Italy: The Temporary Employment Agreement… Is it a Good Choice?

Last Updated: 15 July 2008
Article by Andrea Gangemi
  • Introduction

  • Limits under Italian Law

  • Recent Legislative Changes

  • Practical Effects

Introduction

A temporary employment agreement is a contract whereby the employer and the employee specify the duration of the employment relationship in writing. At the end of this period the employment relationship is automatically terminated.

Italian law has always considered the temporary employment agreement as an exception to the rule on employment contracts, to be allowed only in cases provided for by specific laws (ie, Law 230/60 and Decree-Law 368/2001) and by applicable national collective agreements. Such agreements frequently trigger disputes between employers and temporary employees seeking to be reclassified as permanent employees.

Law 247/2007 and Decree-Law 112/2008 recently introduced significant changes to the regulation of temporary employment agreements and a recent Supreme Court illustrates the kind of employment relationship that could be affected.

Limits under Italian Law

Parties may enter into a temporary employment agreement only:

  • in order to meet technical, organizational or production needs and replace absent employees (eg, while employees are on sick leave, maternity leave or secondment) pursuant to Article 1 of Decree-Law 368/2001; or

  • if the employment of a temporary employee complies with the applicable national collective agreement (which caps the number of temporary employees as a percentage of the number of permanent employees already employed).

Recent Legislative Changes

Law 247/2007 recently modified these limits with two new provisions.

First, a temporary employment relationship automatically becomes a permanent employment relationship once the aggregate duration of the temporary agreements signed by the employee exceeds 36 months (except for seasonal workers).

Second, the law gives temporary employees priority over other candidates if a permanent position becomes available.
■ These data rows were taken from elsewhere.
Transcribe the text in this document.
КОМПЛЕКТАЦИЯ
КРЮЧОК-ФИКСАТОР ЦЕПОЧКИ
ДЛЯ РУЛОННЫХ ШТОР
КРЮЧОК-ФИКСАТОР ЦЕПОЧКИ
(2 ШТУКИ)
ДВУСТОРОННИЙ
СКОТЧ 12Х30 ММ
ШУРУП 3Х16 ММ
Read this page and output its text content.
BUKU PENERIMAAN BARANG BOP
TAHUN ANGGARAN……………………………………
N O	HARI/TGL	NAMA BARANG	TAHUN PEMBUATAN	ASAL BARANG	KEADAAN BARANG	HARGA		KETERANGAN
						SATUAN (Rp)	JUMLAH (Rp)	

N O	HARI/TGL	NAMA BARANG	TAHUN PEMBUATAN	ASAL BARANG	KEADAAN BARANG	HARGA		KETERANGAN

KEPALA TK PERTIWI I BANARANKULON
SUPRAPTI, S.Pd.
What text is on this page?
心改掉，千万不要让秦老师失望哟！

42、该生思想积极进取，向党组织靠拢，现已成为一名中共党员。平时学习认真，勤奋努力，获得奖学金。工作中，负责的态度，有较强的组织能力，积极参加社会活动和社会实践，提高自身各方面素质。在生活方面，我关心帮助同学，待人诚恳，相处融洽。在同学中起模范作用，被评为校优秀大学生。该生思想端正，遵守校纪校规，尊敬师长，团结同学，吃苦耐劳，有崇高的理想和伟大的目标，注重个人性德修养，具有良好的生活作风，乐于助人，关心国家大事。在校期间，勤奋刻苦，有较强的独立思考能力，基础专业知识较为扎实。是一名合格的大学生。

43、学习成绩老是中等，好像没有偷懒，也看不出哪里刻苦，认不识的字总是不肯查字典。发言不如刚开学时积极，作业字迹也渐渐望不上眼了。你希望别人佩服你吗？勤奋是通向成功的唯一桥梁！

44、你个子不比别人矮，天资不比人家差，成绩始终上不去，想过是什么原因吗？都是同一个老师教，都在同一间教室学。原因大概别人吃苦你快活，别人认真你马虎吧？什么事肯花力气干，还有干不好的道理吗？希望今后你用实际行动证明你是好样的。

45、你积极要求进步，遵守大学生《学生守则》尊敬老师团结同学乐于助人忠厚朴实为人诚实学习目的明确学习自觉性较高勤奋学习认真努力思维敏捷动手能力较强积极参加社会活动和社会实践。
A temporary employee who has been employed for six months or more must be given priority if the employer wishes to hire a permanent employee for the same position within one year of the temporary agreement being terminated.

This recent intervention seems intended to be the government's final word on the subject; and Decree-Law 112/2008 provides that national collective agreements may in part override the provisions of Law 247/2007.

Moreover, the decree-law has extended the scope of Article 1 of Decree-Law 368/2001, which previously restricted temporary agreements to circumstances of "exceptional need". As a result, parties can enter into a temporary employment agreement to meet technical, organizational or production demands and to replace absent employees if the need arises in the course of the employer's ordinary activities.

Practical Effects

The temporary employment agreement is clearly a useful tool for employers – which is why Italian law carefully regulates its use. The employer is under obligation to the employee only for a limited time, after which it can assess the temporary employee's performance and decide whether to continue the employment relationship (either with a further temporary agreement or a permanent agreement) or terminate the relationship when the term expires.

However, such agreements often trigger complaints from employees seeking reclassification as permanent employees. Employers must be careful to comply with all of the legal conditions for temporary employment agreements, as failure to do so may result in a temporary employment relationship being automatically reclassified as permanent.

Temporary employees often succeed in disputes because their employers are unable to (i) substantiate the supposed reason (eg, the business need) to employ an employee or a temporary basis, and (ii) show that the temporary employee performed duties which were directly related to the need in question. However, the new provisions in Decree-Law 112/2008 may allow employers to reduce the risks connected with temporary employment agreements, as a recent Supreme Court decision demonstrates.

In Decision 17053, issued on June 23 2008, the court ordered that a temporary employment agreement between Italian television broadcaster RAI and an employee be reclassified as permanent because several temporary agreements signed by parties were found not to comply with Article 1 of Decree-Law 368/2001. Although the agreements indicated the specific television programmes in connection with which they were signed, the duties to be carried out by the temporary employee were ordinary and were not specifically connected to the programmes.

If the temporary agreements had been signed after Decree-Law 112/2008 had extended the scope of Article 1, the court's decision would probably have been different, as parties can enter into a temporary employment agreement if the reasons for doing so are based on the company's ordinary activities, rather than on exceptional need. Therefore, in the case before the court, the fact that the duties carried out by the temporary employee were not specifically connected with the named television programmes would not have been decisive.

The content of this article is intended to provide a general guide to the subject matter. Specialist advice should be sought about your specific circumstances.